Yesterday morning I was reading Whitman on the green expanse of the family lawn, when I realized that I had locked myself out of the house. It was humid, thick and bright in that mid-western way and I was very thirsty. After deliberation, I resolved to pick a tomato from my aunt's garden, and pump water out of the hose. I realized that it was suddenly 1907 at that moment and this gave me an excitement, so I marched down the gravel road to the creek. I passed by grunting cows fattened with summer and eyes filled with flies. I passed the red barn, and the crunch of gravel under my soles gave me a satisfied feeling. I made friends with the shade of some large tree and ran my hands through the pebbles in the clear stream. The creek is quickly becoming a favorite spot of mine.
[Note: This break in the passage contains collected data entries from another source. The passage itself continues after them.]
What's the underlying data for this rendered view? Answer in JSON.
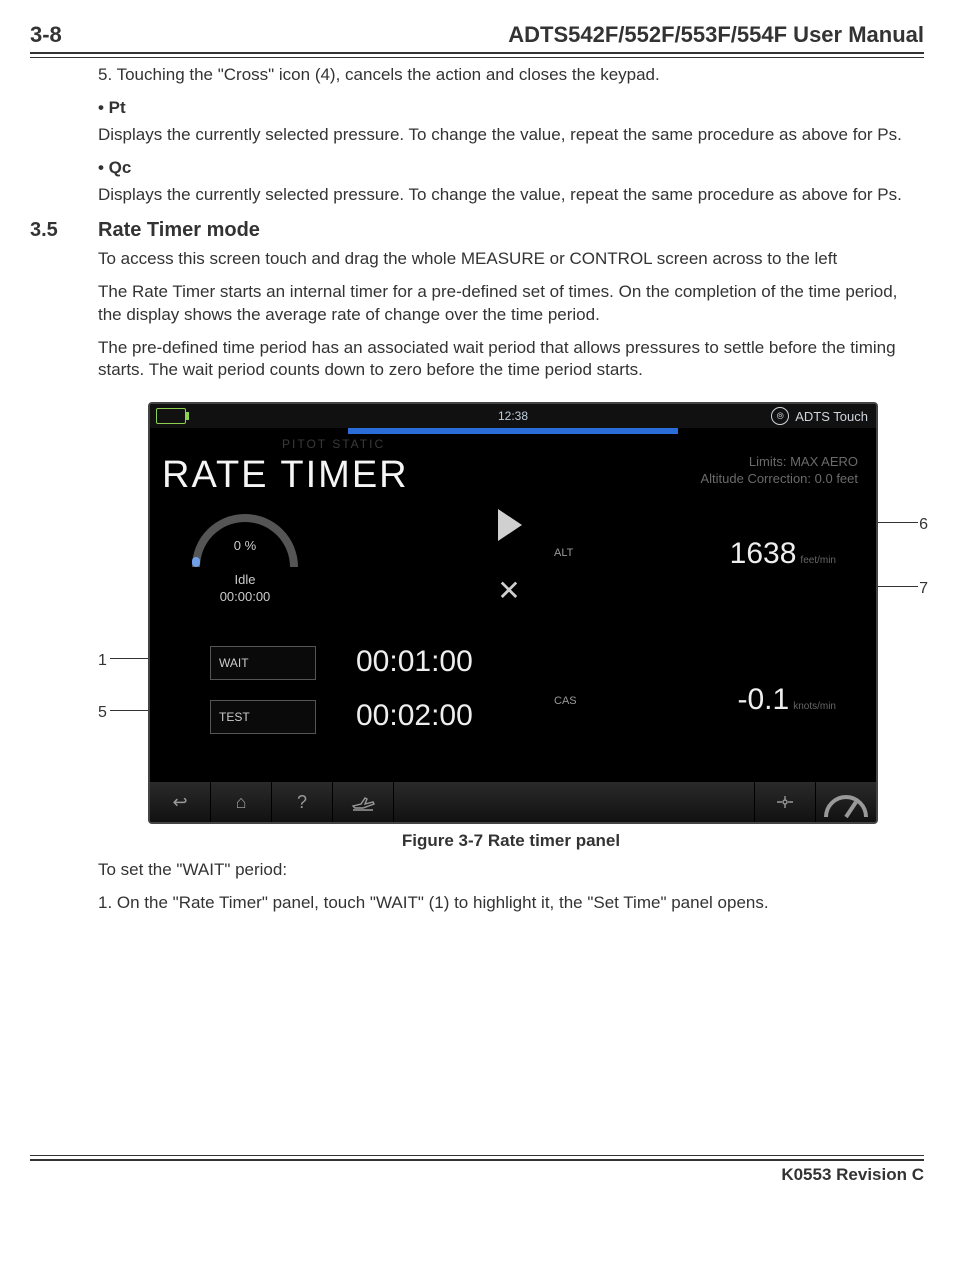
{
  "header": {
    "page_number": "3-8",
    "title": "ADTS542F/552F/553F/554F User Manual"
  },
  "body": {
    "step5": "5. Touching the \"Cross\" icon (4), cancels the action and closes the keypad.",
    "pt_label": "• Pt",
    "pt_text": "Displays the currently selected pressure. To change the value, repeat the same procedure as above for Ps.",
    "qc_label": "• Qc",
    "qc_text": "Displays the currently selected pressure. To change the value, repeat the same procedure as above for Ps.",
    "section_number": "3.5",
    "section_title": "Rate Timer mode",
    "p1": "To access this screen touch and drag the whole MEASURE or CONTROL screen across to the left",
    "p2": "The Rate Timer starts an internal timer for a pre-defined set of times. On the completion of the time period, the display shows the average rate of change over the time period.",
    "p3": "The pre-defined time period has an associated wait period that allows pressures to settle before the timing starts. The wait period counts down to zero before the time period starts.",
    "figure_caption": "Figure 3-7 Rate timer panel",
    "post1": "To set the \"WAIT\" period:",
    "post2": "1. On the \"Rate Timer\" panel, touch \"WAIT\" (1) to highlight it, the \"Set Time\" panel opens."
  },
  "device": {
    "time": "12:38",
    "brand": "ADTS Touch",
    "pitot": "PITOT STATIC",
    "title": "RATE TIMER",
    "limits_line1": "Limits: MAX AERO",
    "limits_line2": "Altitude Correction: 0.0 feet",
    "gauge_percent": "0 %",
    "gauge_idle": "Idle",
    "gauge_time": "00:00:00",
    "alt_label": "ALT",
    "alt_value": "1638",
    "alt_unit": "feet/min",
    "cas_label": "CAS",
    "cas_value": "-0.1",
    "cas_unit": "knots/min",
    "wait_label": "WAIT",
    "wait_value": "00:01:00",
    "test_label": "TEST",
    "test_value": "00:02:00"
  },
  "callouts": {
    "c1": "1",
    "c5": "5",
    "c6": "6",
    "c7": "7"
  },
  "footer": {
    "revision": "K0553 Revision C"
  }
}
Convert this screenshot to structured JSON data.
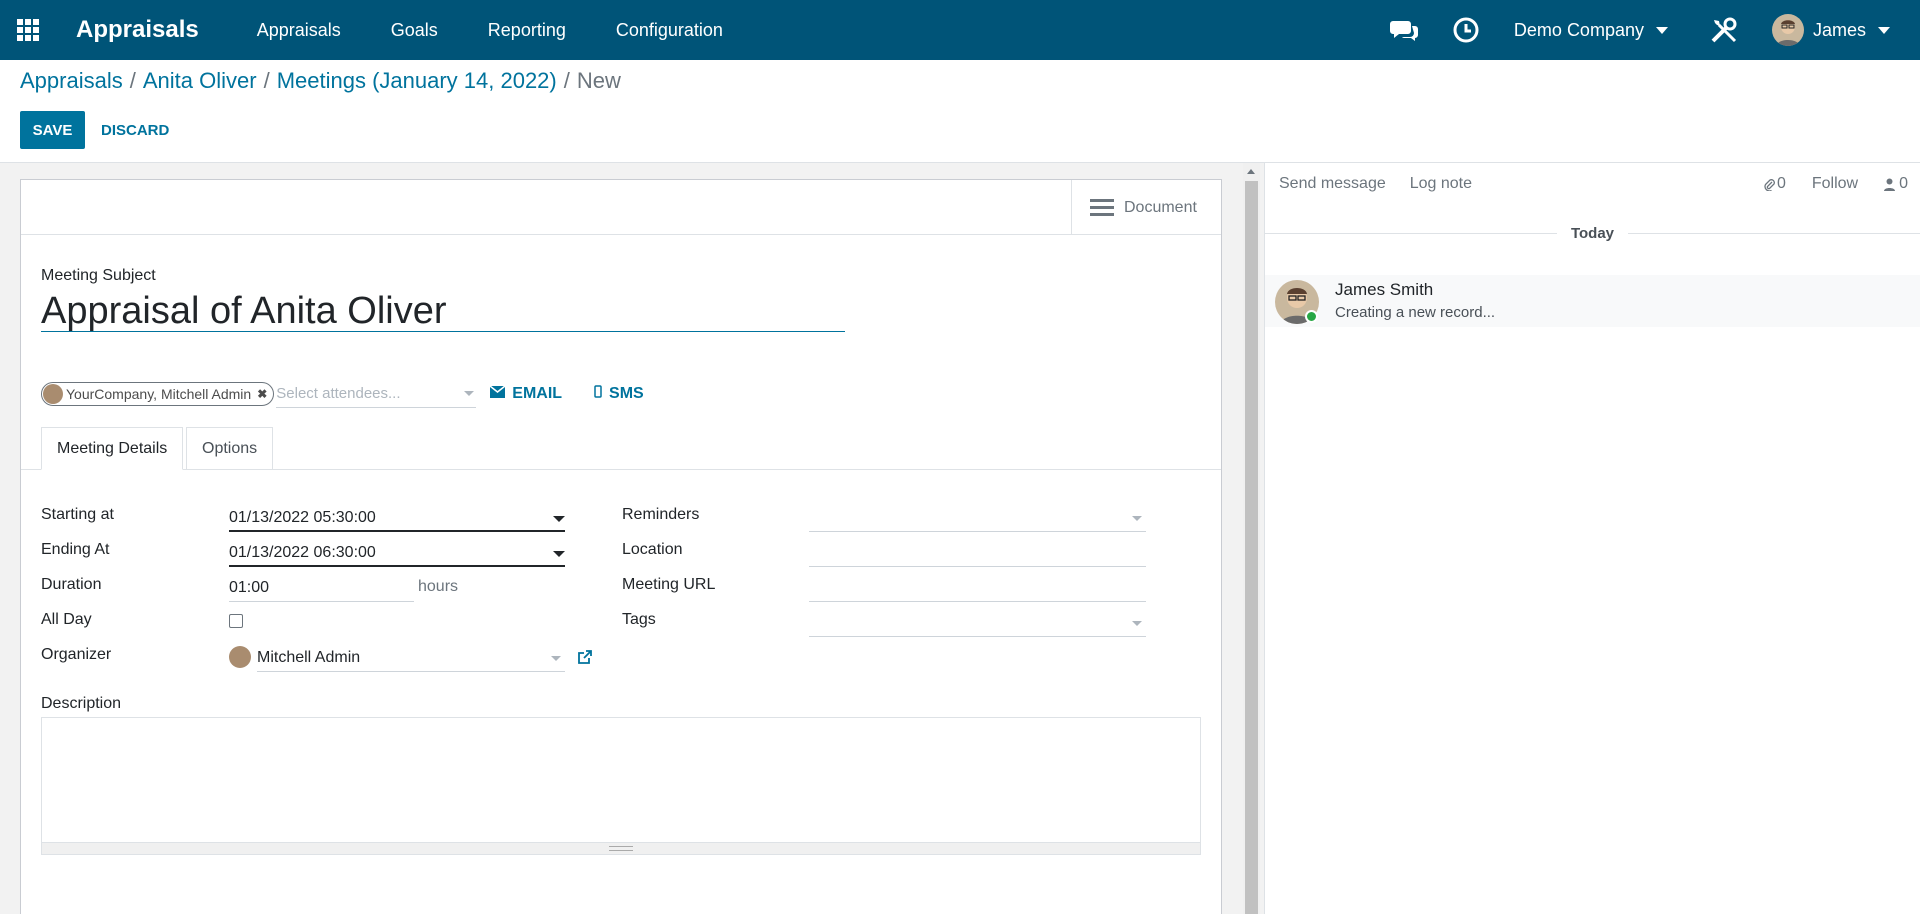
{
  "navbar": {
    "brand": "Appraisals",
    "menu": [
      "Appraisals",
      "Goals",
      "Reporting",
      "Configuration"
    ],
    "company": "Demo Company",
    "user": "James"
  },
  "breadcrumb": {
    "items": [
      "Appraisals",
      "Anita Oliver",
      "Meetings (January 14, 2022)"
    ],
    "current": "New",
    "separator": "/"
  },
  "actions": {
    "save": "SAVE",
    "discard": "DISCARD"
  },
  "statusbar": {
    "document_label": "Document"
  },
  "form": {
    "subject_label": "Meeting Subject",
    "subject_value": "Appraisal of Anita Oliver",
    "attendee_tag": "YourCompany, Mitchell Admin",
    "attendee_placeholder": "Select attendees...",
    "email_label": "EMAIL",
    "sms_label": "SMS",
    "tabs": [
      "Meeting Details",
      "Options"
    ],
    "left_fields": {
      "starting_at": {
        "label": "Starting at",
        "value": "01/13/2022 05:30:00"
      },
      "ending_at": {
        "label": "Ending At",
        "value": "01/13/2022 06:30:00"
      },
      "duration": {
        "label": "Duration",
        "value": "01:00",
        "unit": "hours"
      },
      "all_day": {
        "label": "All Day",
        "checked": false
      },
      "organizer": {
        "label": "Organizer",
        "value": "Mitchell Admin"
      }
    },
    "right_fields": {
      "reminders": {
        "label": "Reminders",
        "value": ""
      },
      "location": {
        "label": "Location",
        "value": ""
      },
      "meeting_url": {
        "label": "Meeting URL",
        "value": ""
      },
      "tags": {
        "label": "Tags",
        "value": ""
      }
    },
    "description_label": "Description"
  },
  "chatter": {
    "send_message": "Send message",
    "log_note": "Log note",
    "attachments_count": "0",
    "follow": "Follow",
    "followers_count": "0",
    "date_separator": "Today",
    "messages": [
      {
        "author": "James Smith",
        "body": "Creating a new record..."
      }
    ]
  },
  "colors": {
    "navbar": "#005478",
    "primary": "#00739d",
    "online": "#28a745"
  }
}
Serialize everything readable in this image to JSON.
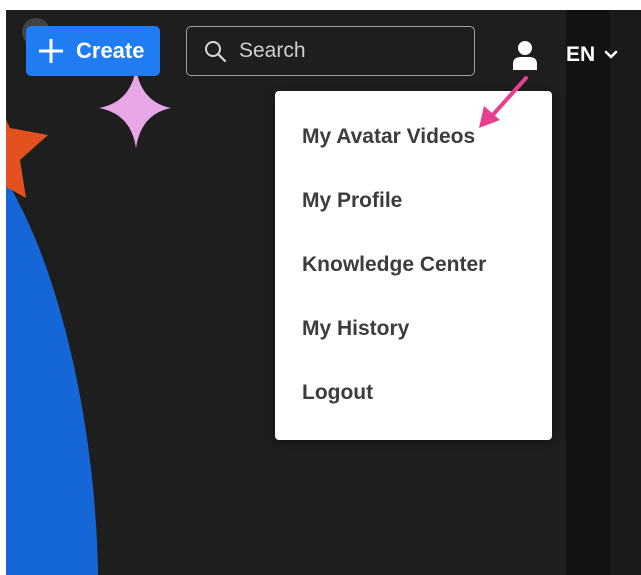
{
  "header": {
    "create_label": "Create",
    "search_placeholder": "Search",
    "language": "EN"
  },
  "user_menu": {
    "items": [
      {
        "label": "My Avatar Videos"
      },
      {
        "label": "My Profile"
      },
      {
        "label": "Knowledge Center"
      },
      {
        "label": "My History"
      },
      {
        "label": "Logout"
      }
    ]
  },
  "icons": {
    "create": "plus-icon",
    "search": "search-icon",
    "user": "user-icon",
    "language": "chevron-down-icon"
  },
  "colors": {
    "create_button": "#1f7cf2",
    "background": "#1e1e1e",
    "annotation_arrow": "#e8408e",
    "sparkle": "#e7a6e6",
    "star": "#e3521e",
    "arc": "#1566d6"
  }
}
The 70's pop satellite station is constantly spewing out songs that Rick must have liked when he was in his 20's. 'I Love The Night Life' by Alicia Bridges is playing as thunder rolls above. It's just Rick and I in the living room. It's only 4:56pm, but the heavy clouds cast a dim light. I'm checking for the subtle and gentle rise and fall of his breathing as he sleeps deeply.

***

"One of the strange things about living in the world is that it is only now and then one is quite sure one is going to live forever and ever and ever. One knows it sometimes when one gets up at the tender solemn dawn-time and goes out and stands alone and throws one's head far back and looks up and up and watches the pale sky slowly changing and flushing and marvelous unknown things happening until the East almost makes one cry out and one's heart stands still at the strange unchanging majesty of the rising of the sun—which has been happening every morning for thousands and thousands and thousands of years. One knows it then for a moment or so."


***

He awoke and I turned on the lamp beside him.
"Let's get some light in here, it's dim and depressing"
He nodded.
I fed him Boost and Immunocal through his stomach tube, which is the most profitable feeling.
He's had 780 calories today, with 350 more this evening.
I asked him if the 70's were fun. He nodded, with what looked like a smile.



From moment to moment, and now it's pouring rain.